Bruxelles, 07/01/2011 (Agence Europe) - Le Parlement européen pourrait réclamer prochainement « des mesures permanentes et vigoureuses » pour s'attaquer « de toute urgence » à la volatilité des marchés agricoles. Le rapport de Daciana Octavia Sârbu sur 'la reconnaissance de l'agriculture comme secteur stratégique dans le cadre de la sécurité alimentaire', qui sera examiné lors de la première session plénière de l'année 2011 du Parlement européen (17 au 20 janvier), estime aussi que l'Europe doit agir de concert avec les pays tiers et les organisations internationales pour « lutter contre les problèmes de la volatilité des prix et de la sécurité alimentaire ». La France, qui préside le G20, a déjà affiché une grande ambition en la matière.
Les cours des matières premières agricoles sur les marchés financiers n'ont jamais été aussi instables (en particulier s'agissant du blé). Le rapport de Mme Sârbu souligne que ces phénomènes sont dans une large mesure le résultat de la spéculation, et que les comportements spéculatifs entrent pour plus de 50 % dans les récentes hausses de prix. Le PE va demander une révision de la législation actuelle sur les instruments financiers (dont un renforcement de la transparence des échanges et l'instauration des seuils minimums pour les opérateurs admis à intervenir sur ces marchés). Il salue la proposition de règlement (présentée par la Commission européenne) sur les produits dérivés négociés de gré à gré, et pourrait appeler de ses vœux la mise en place de mécanismes de protection contre l'extrême volatilité des prix, offrant un moyen de réaction rapide en cas de crise. En outre, le rapport préconise une coordination des législations entre l'Union européenne et les pays tiers, comme les États-Unis, afin de « réduire les possibilités qu'ont les spéculateurs de profiter indûment des différences existant entre les différents régimes réglementaires ».
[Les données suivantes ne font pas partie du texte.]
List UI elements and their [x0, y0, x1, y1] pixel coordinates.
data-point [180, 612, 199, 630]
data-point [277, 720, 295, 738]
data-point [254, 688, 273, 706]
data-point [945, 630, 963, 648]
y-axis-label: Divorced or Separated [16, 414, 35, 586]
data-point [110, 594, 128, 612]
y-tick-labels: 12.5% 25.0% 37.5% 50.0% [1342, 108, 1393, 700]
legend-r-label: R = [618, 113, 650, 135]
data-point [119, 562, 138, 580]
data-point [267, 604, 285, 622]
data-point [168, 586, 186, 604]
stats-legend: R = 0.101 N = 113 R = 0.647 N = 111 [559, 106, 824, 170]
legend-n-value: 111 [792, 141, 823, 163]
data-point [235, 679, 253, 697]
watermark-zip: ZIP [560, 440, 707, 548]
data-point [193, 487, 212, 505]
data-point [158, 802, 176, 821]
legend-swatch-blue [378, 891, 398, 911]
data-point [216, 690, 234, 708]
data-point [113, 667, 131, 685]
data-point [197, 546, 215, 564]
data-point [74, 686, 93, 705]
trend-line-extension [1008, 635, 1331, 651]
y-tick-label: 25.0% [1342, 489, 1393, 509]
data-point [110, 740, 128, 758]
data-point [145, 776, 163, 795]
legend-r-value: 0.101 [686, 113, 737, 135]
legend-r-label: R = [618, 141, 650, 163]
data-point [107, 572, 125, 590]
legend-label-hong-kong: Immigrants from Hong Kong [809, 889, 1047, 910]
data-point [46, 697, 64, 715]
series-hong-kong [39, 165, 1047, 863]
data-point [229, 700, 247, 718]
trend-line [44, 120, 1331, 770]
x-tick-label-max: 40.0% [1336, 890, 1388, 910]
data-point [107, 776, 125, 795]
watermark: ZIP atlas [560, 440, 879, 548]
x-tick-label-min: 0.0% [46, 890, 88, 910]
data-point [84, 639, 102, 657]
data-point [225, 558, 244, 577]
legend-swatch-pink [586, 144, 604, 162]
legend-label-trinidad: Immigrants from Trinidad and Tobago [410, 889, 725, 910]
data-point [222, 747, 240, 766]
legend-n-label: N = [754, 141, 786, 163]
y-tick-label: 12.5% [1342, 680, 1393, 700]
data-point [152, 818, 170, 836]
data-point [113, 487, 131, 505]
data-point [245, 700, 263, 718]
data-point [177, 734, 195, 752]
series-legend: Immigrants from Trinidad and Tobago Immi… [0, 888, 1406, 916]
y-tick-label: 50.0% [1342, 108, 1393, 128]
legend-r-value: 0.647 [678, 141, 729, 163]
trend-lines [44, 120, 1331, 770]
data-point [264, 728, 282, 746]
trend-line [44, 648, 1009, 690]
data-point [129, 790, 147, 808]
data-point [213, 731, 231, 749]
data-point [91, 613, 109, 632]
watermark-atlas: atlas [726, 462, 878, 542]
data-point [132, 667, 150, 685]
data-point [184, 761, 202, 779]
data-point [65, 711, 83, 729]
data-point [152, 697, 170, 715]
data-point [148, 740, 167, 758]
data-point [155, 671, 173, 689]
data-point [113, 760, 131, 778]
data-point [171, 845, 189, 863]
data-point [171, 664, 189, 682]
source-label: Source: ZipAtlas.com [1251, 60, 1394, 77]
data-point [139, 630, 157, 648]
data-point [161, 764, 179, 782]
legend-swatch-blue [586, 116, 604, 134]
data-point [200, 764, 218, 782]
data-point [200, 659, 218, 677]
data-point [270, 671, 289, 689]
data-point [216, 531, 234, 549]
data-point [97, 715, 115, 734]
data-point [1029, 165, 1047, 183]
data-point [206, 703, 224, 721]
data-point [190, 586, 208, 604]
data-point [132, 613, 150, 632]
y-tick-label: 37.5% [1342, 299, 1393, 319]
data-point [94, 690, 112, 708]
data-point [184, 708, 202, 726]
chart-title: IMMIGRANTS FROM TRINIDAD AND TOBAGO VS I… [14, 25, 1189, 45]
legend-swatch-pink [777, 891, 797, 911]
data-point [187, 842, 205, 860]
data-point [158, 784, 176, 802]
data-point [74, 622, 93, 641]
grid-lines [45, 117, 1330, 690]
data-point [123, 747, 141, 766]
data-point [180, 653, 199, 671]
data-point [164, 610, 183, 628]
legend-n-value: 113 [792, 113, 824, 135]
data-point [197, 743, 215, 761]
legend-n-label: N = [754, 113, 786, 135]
Le rapport soutient « une action européenne plus hardie pour lutter contre le problème de la spéculation », notamment en donnant aux autorités de régulation et de surveillance la mission de limiter la spéculation. La Commission est invitée à veiller à ce que les transactions concernant les produits dérivés sur les matières premières alimentaires soient « limitées autant que possible aux investisseurs ayant un lien direct avec les marchés agricoles ».
Réseau mondial de stocks alimentaires. La commission de l'agriculture du PE défend aussi l'idée des stocks stratégiques ou stocks d'intervention, pour lutter contre les importantes fluctuations des prix. Le rapporteur estime aussi qu'un système mondial et ciblé de stocks alimentaires serait utile (des stocks d'urgence pour réduire la faim et des stocks pour réguler les cours des matières premières), en contribuant à faciliter les échanges mondiaux lors de flambées des prix, à prévenir le retour du protectionnisme et à réduire la tension sur les marchés alimentaires mondiaux. Le PE estime que ces stocks devraient être gérés par un organisme commun placé sous l'égide des Nations unies ou par la FAO.
En outre, le rapport demande à la Commission de donner la priorité à l'agriculture dans ses actions d'aide au développement, et notamment d'aider les agriculteurs à avoir accès aux marchés. Il exprime enfin son inquiétude face à l'émergence du phénomène de l'accaparement des terres et à ses conséquences sur la sécurité alimentaire dans les pays en développement et sur l'avenir de l'agriculture et des agriculteurs. Il est demandé à la Commission de traiter la question sous l'angle du régime foncier et des ressources naturelles. (L.C.)